De heer De Vries vroeg of de rechterlijke uitspraken zijn van na de uitspraak in Den Bosch. In ieder geval die van de rechtbank van Zwolle wel; die heeft onlangs op 27 oktober nogmaals bevestigd dat de toepassing van de artikelen 54 en 56 van de Vreemdelingenwet 2000 in het vertrekcentrum rechtmatig was. Waarom geen appèl? Er is geen hoger beroep mogelijk.

De motie van de heer De Vries c.s. waarin deze verzoekt om de verhoging van de eetgelden te versnellen om deze vanaf 1 januari 2007 op het niveau van de NIBUD-normen te brengen, is natuurlijk sympathiek, maar kost flink wat geld: in 2007 kost dat ongeveer 12 mln. extra en in 2006 is er helemaal geen extra geld. Ik kan proberen dit bij de voorbereiding van de begroting voor 2007 mee te nemen. Ik ontraad dus deze motie.

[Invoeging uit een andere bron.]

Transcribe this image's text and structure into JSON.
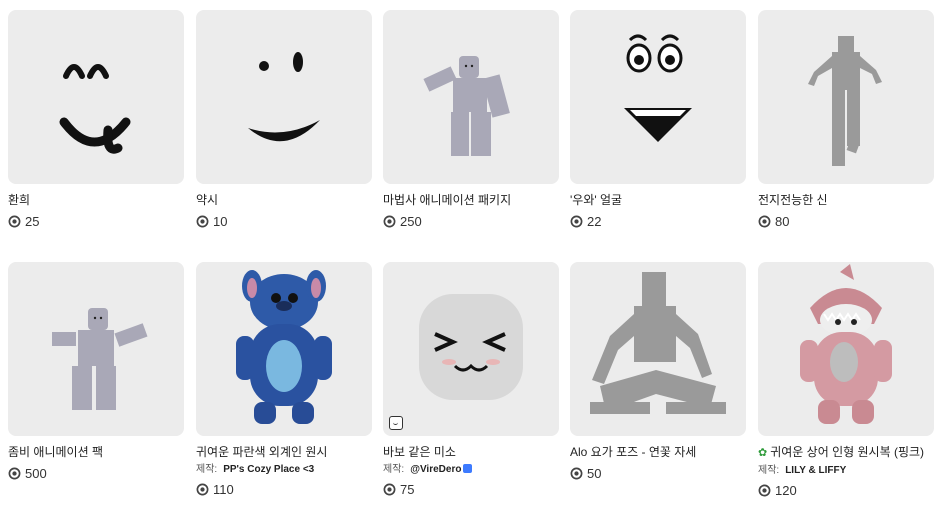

Nu de vragen van de heer De Wit. Voor de duidelijkheid: natuurlijk worden de belangen van het kind meegewogen, ook in de asielprocedure. Allereerst de motie waarin hij de regering verzoekt om de ervaringen uit Utrecht toe te passen. Ik wil altijd graag leren van projecten die resultaat hebben. Dat wil ik dus ook in dit geval, alleen moet wel duidelijk zijn dat de groep waarop dit project zich richt, die van achttien-plus, niet de doelgroep is die mij voor ogen staat; dat zijn volwassenen. Ik wil wel bekijken of dit project ook effect kan hebben op de groep onder de achttien jaar die zich voorbereidt op de terugkeer. Ik zou graag zien dat deze motie wordt aangehouden.

Mevrouw Vos heeft vragen gesteld over een aantal individuele gevallen. Zij weet dat ik niet kan ingaan op individuele gevallen. Duidelijk moet zijn dat betrokkene op ieder moment de rechtmatigheid van de vreemdelingenbewaring door de rechter kan laten toetsen. Dat lijkt mij een heel belangrijke waarborg.

Mevrouw Vos heeft een motie ingediend waarin zij de regering verzoekt om vrijheidsbenemende maatregelen slechts toe te passen in de gevallen waarin uit de feiten en omstandigheden blijkt dat het reële gevaar op onttrekking en uitzetting bestaat en in andere gevallen uitzetting vanuit reguliere opvangvoorzieningen uit te voeren. Ik vind dit een te strikte benadering. In het volgende deel van de motie wordt de regering verzocht vrijheidsbeperkende maatregelen achterwege te laten in de gevallen waarin geen concreet zicht bestaat op uitzetting. Dit is conform de bedoeling met wat "met het oog op uitzetting" betekent in artikel 59. Ik ontraad dan ook aanname van deze motie.

De heer Weekers heeft naar de roadmap van Commissaris Frattini gevraagd. Volgens mij heb ik daar net een betoog over gehouden. Het lijkt mij zinvol om hier bij de Kamer op terug te komen nadat Eurocommissaris Frattini zijn plannen heeft geconcretiseerd. Op dat moment kan de Kamer daarop reageren.

De heer Rouvoet heeft een motie ingediend waarin de regering verzocht wordt eveneens een besluitmoratorium in te stellen ten aanzien van christenen, in het bijzonder tot het christendom bekeerde voormalige moslims. Ik ontraad aanname van deze motie. Ik ben schriftelijk reeds uitgebreid ingegaan op de situatie van Iraanse christenen. Mijns inziens is de situatie niet van dien aard dat deze een besluit- of vertrekmoratorium rechtvaardigt. Ik verwacht in februari 2006 een nieuw ambtsbericht en dan zal ik opnieuw bezien of ander beleid is geïndiceerd. Natuurlijk blijft de individuele toets bestaan waarbij vervolging wegens activiteiten of bekering kan leiden tot een asielvergunning. Ik zal specifiek de aandacht van de minister van Buitenlandse Zaken vragen voor het rapport van het State Department.

De voorzitter:

Wij zijn toch nog vóór 23.30 uur aan het einde gekomen van het debat. Ik begrijp dat de minister van Justitie het liefste nog zijn oordeel zou geven over al zijn amendementen. Toch doen wij dat niet meer vanavond. Ik dank de leden en de bewindslieden voor hun flexibiliteit.

De algemene beraadslaging wordt gesloten.